What is a "data question"?

A "data question" is something you ask for smart data and that it is expected to be answered by a table of data.  In practice a data question is described by a plain English sentence and a set of expected answer fields:

  • "Zip codes for all Italian administrative areas" (municipality, zip, areacode")
  • "People who were born in Berlin before 1900" (name, birth, death, person)
  • "Soccer players, who are born in a country with more than 10 million inhabitants, who played as goalkeeper for a club that has a stadium with more than 30.000 seats and the club-country is different from the birth country" (soccerplayer, countryOfBirth, teamcountryOfTeam, stadiumcapacity)
  • "Localities in the Italian province of Prato with number of foreigners of Asian origin" (Locality, Asian_Foreigns_Number)

Learn more

Formally a data question is defined as "a natural language sentence that can be expressed with a parametric SPARQL query that use the SELECT operator and that uses well-known ontologies". 

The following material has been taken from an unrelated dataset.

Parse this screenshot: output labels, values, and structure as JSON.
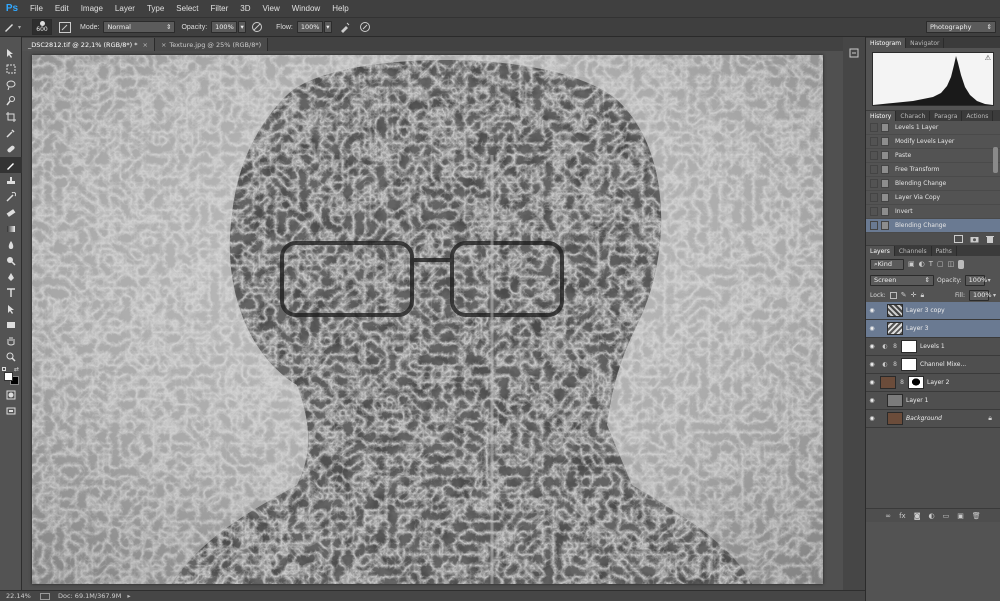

If you are curious about how example questions are translated into SPARQL queries, click here.

If you are not interested in this technical stuff, you concentrate only on sentence and answer fields lists leaving our data scientists to manage all the rest.

Are there limits to data questions?

Theoretically, Linked Data technologies ensure the computability of any question that can be expressed with the description logic language.

Practically, you can answer any question whose computation time doesn't exceed 600 seconds ( i.e. the maximum time allowed for an SPARQL query).  

Of course, the knowledge base must contain enough data to produce an answer to your questions.